In Oberthur, a union narrowly won an election but was not certified as the employer’s employees’ representative until 35 months later. During that lengthy interval, the employer discharged four employees — all pursuant to well established company polices predating the election — and all without putting the union on notice of the employer’s decision to take adverse action or affording the union the opportunity to bargain with the employer over these adverse decisions. Thereafter, the NLRB’s General Counsel issued a complaint against the employer based on the Alan Ritchey doctrine and received an administrative law judge’s decision finding Oberthur’s four discharges to be unlawful and in violation of Section 8(a)(5). However, the current Board reversed the administrative law judge’s decision, citing and applying the Board’s decision in Fresno Bee, 337 NLRB 1161 (2002), a case actually rejected and presumably overruled by the Obama Board in Alan Ritchey, which held that an employer did not cause a change in working conditions requiring pre-discipline bargaining when it disciplined workers pursuant to its pre-existing disciplinary policies even if that disciplinary action involved the exercise of some discretion. Based on Fresno Bee, the current Board dismissed the charges against Oberthur, holding that the Company did not make a change in working conditions when it carried out its disciplinary actions without prior notice to and/or bargaining with the union. Further, consistent with Fresno Bee, the current Board noted that Oberthur would have been under a post-discipline obligation to bargain with the union if the union had requested to bargain. However, since the union never requested to bargain about any of the discipline, the Board also found the company’s failure to bargain after the discipline lawful.
TAKEAWAYS:
Newly organized employers without collective bargaining agreements and unionized employers with expired contracts are likely free to discipline their union workers in accordance with the company’s existing employment policies and practices without first having to notify and bargain with its employee’s union.

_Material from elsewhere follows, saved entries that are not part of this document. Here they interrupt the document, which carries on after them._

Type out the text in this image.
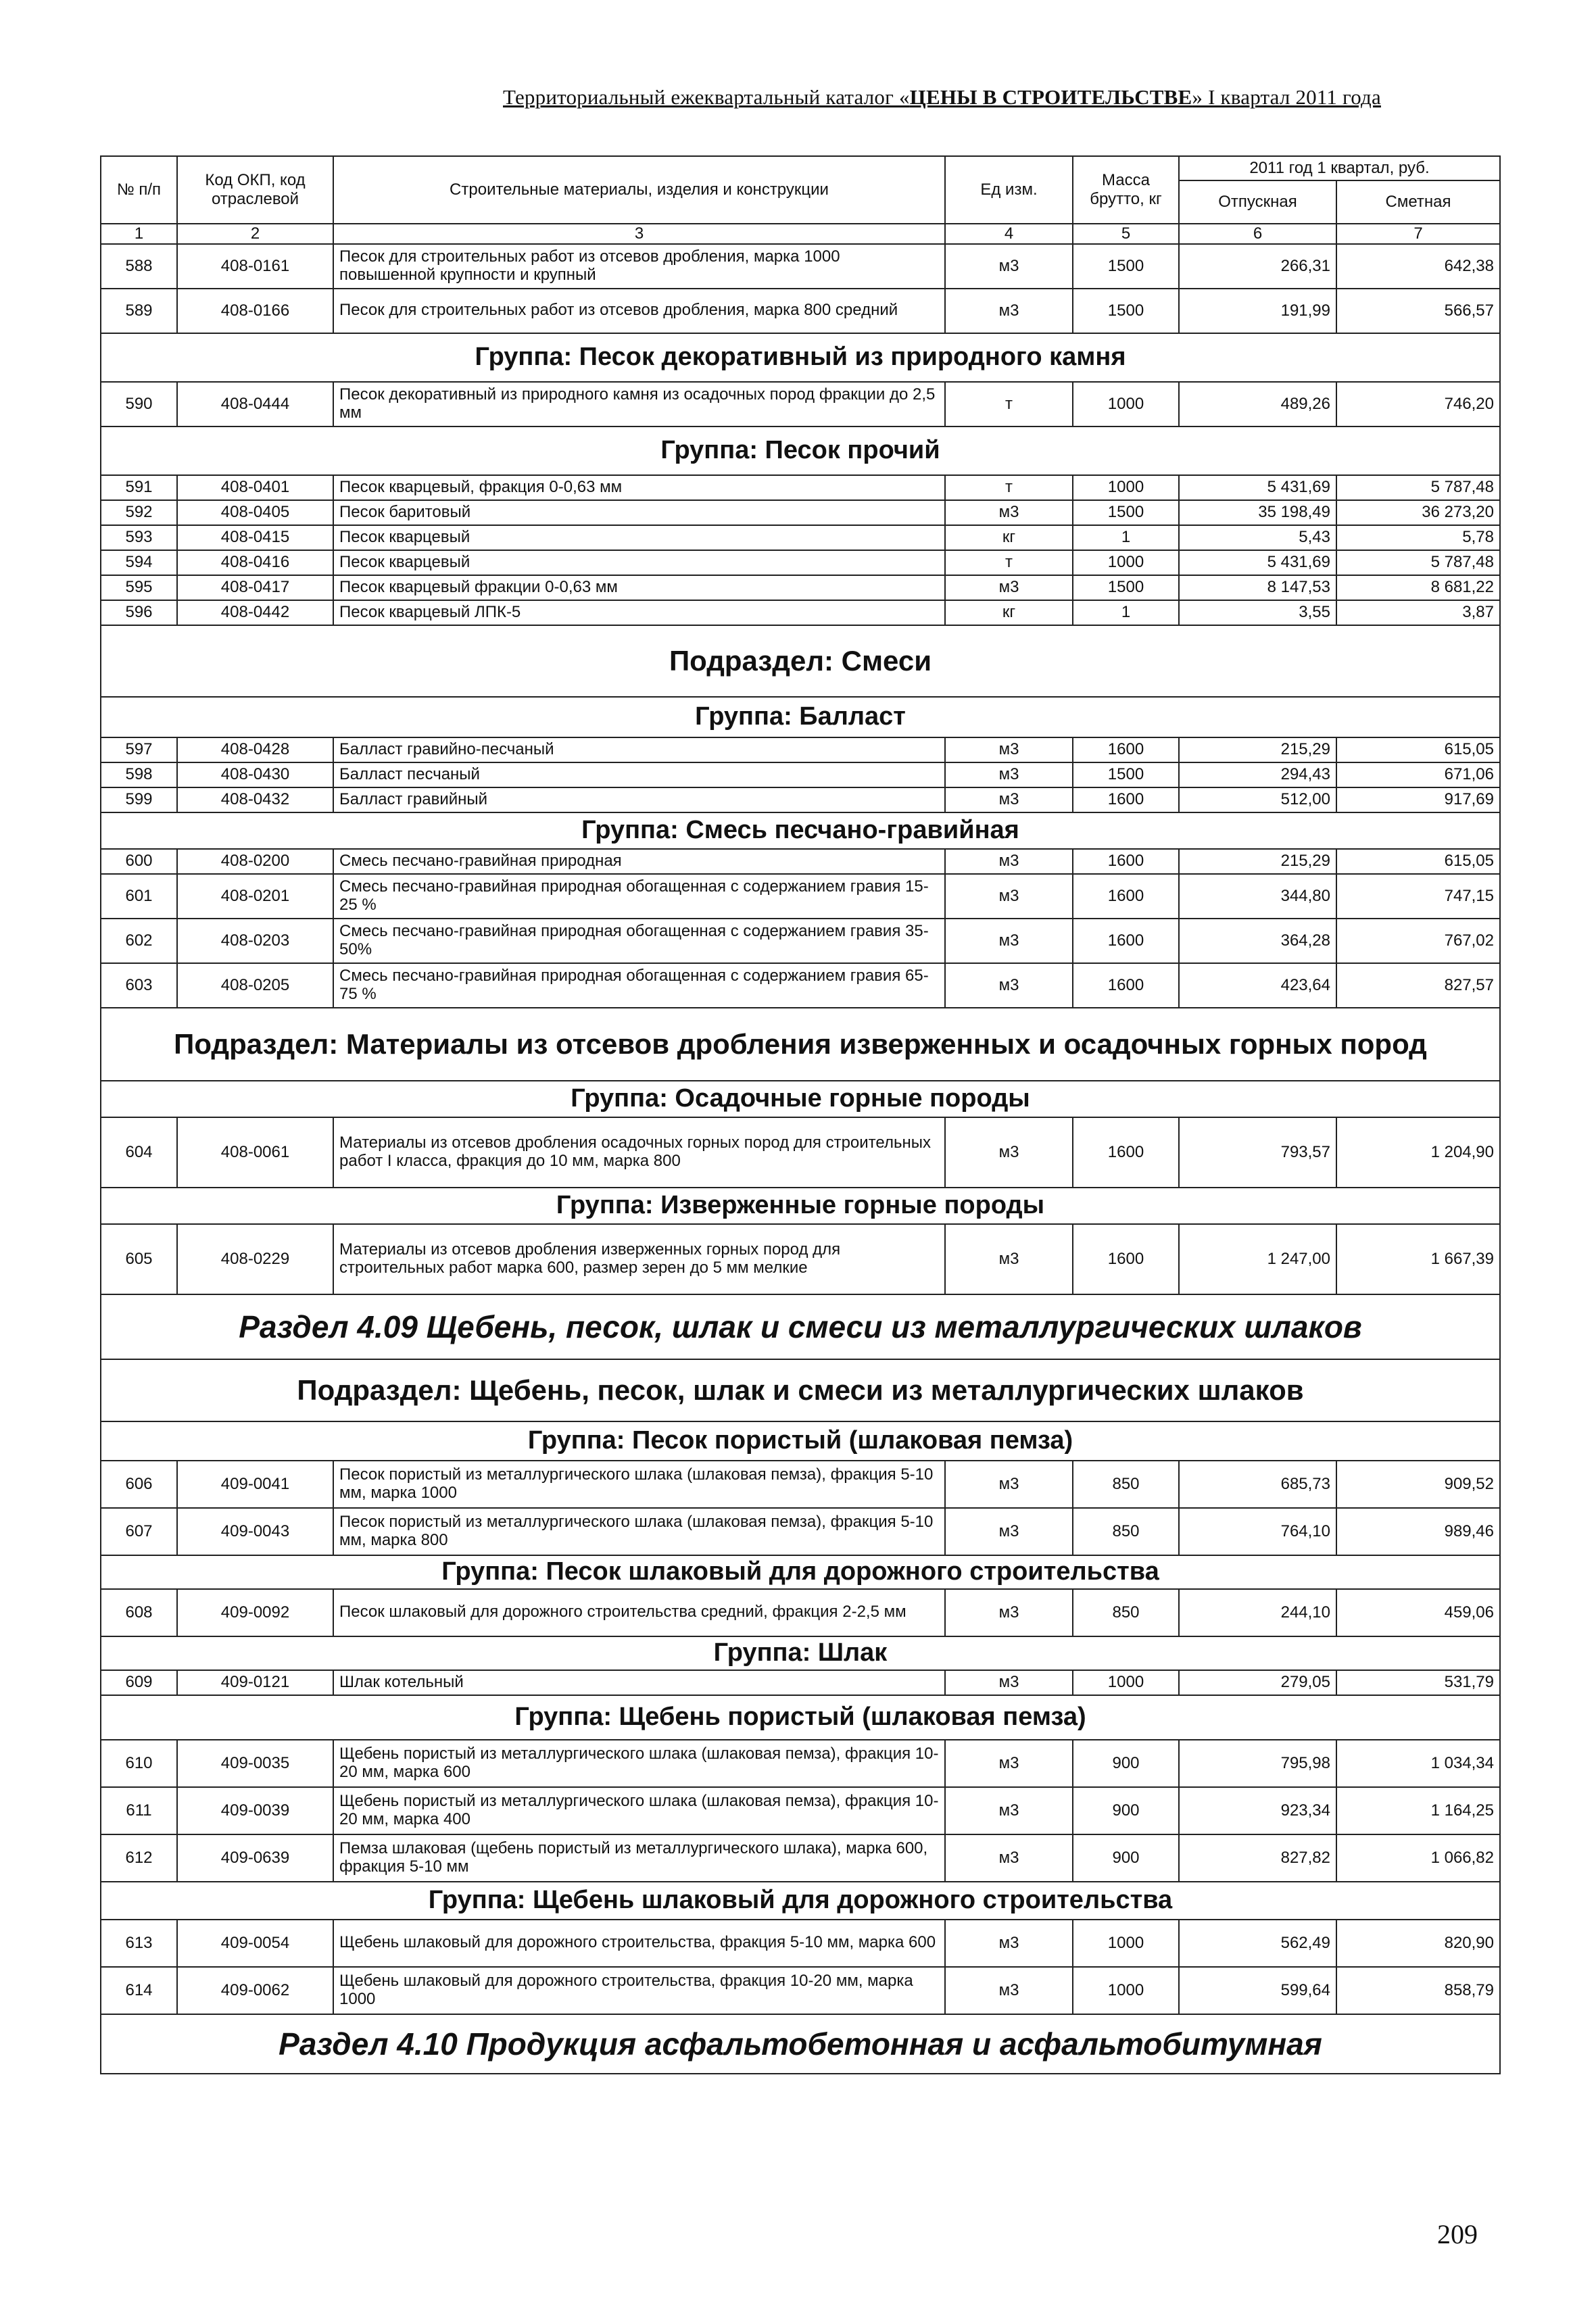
Территориальный ежеквартальный каталог «ЦЕНЫ В СТРОИТЕЛЬСТВЕ» I квартал 2011 года
№ п/п	Код ОКП, код отраслевой	Строительные материалы, изделия и конструкции	Ед изм.	Масса брутто, кг	2011 год 1 квартал, руб.	
					Отпускная	Сметная
1	2	3	4	5	6	7
588	408-0161	Песок для строительных работ из отсевов дробления, марка 1000 повышенной крупности и крупный	м3	1500	266,31	642,38
589	408-0166	Песок для строительных работ из отсевов дробления, марка 800 средний	м3	1500	191,99	566,57
Группа: Песок декоративный из природного камня						
590	408-0444	Песок декоративный из природного камня из осадочных пород фракции до 2,5 мм	т	1000	489,26	746,20
Группа: Песок прочий						
591	408-0401	Песок кварцевый, фракция 0-0,63 мм	т	1000	5 431,69	5 787,48
592	408-0405	Песок баритовый	м3	1500	35 198,49	36 273,20
593	408-0415	Песок кварцевый	кг	1	5,43	5,78
594	408-0416	Песок кварцевый	т	1000	5 431,69	5 787,48
595	408-0417	Песок кварцевый фракции 0-0,63 мм	м3	1500	8 147,53	8 681,22
596	408-0442	Песок кварцевый ЛПК-5	кг	1	3,55	3,87
Подраздел: Смеси						
Группа: Балласт						
597	408-0428	Балласт гравийно-песчаный	м3	1600	215,29	615,05
598	408-0430	Балласт песчаный	м3	1500	294,43	671,06
599	408-0432	Балласт гравийный	м3	1600	512,00	917,69
Группа: Смесь песчано-гравийная						
600	408-0200	Смесь песчано-гравийная природная	м3	1600	215,29	615,05
601	408-0201	Смесь песчано-гравийная природная обогащенная с содержанием гравия 15-25 %	м3	1600	344,80	747,15
602	408-0203	Смесь песчано-гравийная природная обогащенная с содержанием гравия 35-50%	м3	1600	364,28	767,02
603	408-0205	Смесь песчано-гравийная природная обогащенная с содержанием гравия 65-75 %	м3	1600	423,64	827,57
Подраздел: Материалы из отсевов дробления изверженных и осадочных горных пород						
Группа: Осадочные горные породы						
604	408-0061	Материалы из отсевов дробления осадочных горных пород для строительных работ I класса, фракция до 10 мм, марка 800	м3	1600	793,57	1 204,90
Группа: Изверженные горные породы						
605	408-0229	Материалы из отсевов дробления изверженных горных пород для строительных работ марка 600, размер зерен до 5 мм мелкие	м3	1600	1 247,00	1 667,39
Раздел 4.09 Щебень, песок, шлак и смеси из металлургических шлаков						
Подраздел: Щебень, песок, шлак и смеси из металлургических шлаков						
Группа: Песок пористый (шлаковая пемза)						
606	409-0041	Песок пористый из металлургического шлака (шлаковая пемза), фракция 5-10 мм, марка 1000	м3	850	685,73	909,52
607	409-0043	Песок пористый из металлургического шлака (шлаковая пемза), фракция 5-10 мм, марка 800	м3	850	764,10	989,46
Группа: Песок шлаковый для дорожного строительства						
608	409-0092	Песок шлаковый для дорожного строительства средний, фракция 2-2,5 мм	м3	850	244,10	459,06
Группа: Шлак						
609	409-0121	Шлак котельный	м3	1000	279,05	531,79
Группа: Щебень пористый (шлаковая пемза)						
610	409-0035	Щебень пористый из металлургического шлака (шлаковая пемза), фракция 10-20 мм, марка 600	м3	900	795,98	1 034,34
611	409-0039	Щебень пористый из металлургического шлака (шлаковая пемза), фракция 10-20 мм, марка 400	м3	900	923,34	1 164,25
612	409-0639	Пемза шлаковая (щебень пористый из металлургического шлака), марка 600, фракция 5-10 мм	м3	900	827,82	1 066,82
Группа: Щебень шлаковый для дорожного строительства						
613	409-0054	Щебень шлаковый для дорожного строительства, фракция 5-10 мм, марка 600	м3	1000	562,49	820,90
614	409-0062	Щебень шлаковый для дорожного строительства, фракция 10-20 мм, марка 1000	м3	1000	599,64	858,79
Раздел 4.10 Продукция асфальтобетонная и асфальтобитумная						
209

Employers should inventory their existing employment policies and practices including their expired CBA provisions and, to the extent possible, impose adverse action against unionized workers pursuant to and in accordance with those extant policies and practices and expired provisions.
Where a union requests bargaining over an adverse action that has been taken, the employer should recognize its post-discipline duty to bargain and grant the union’s after the fact bargaining request.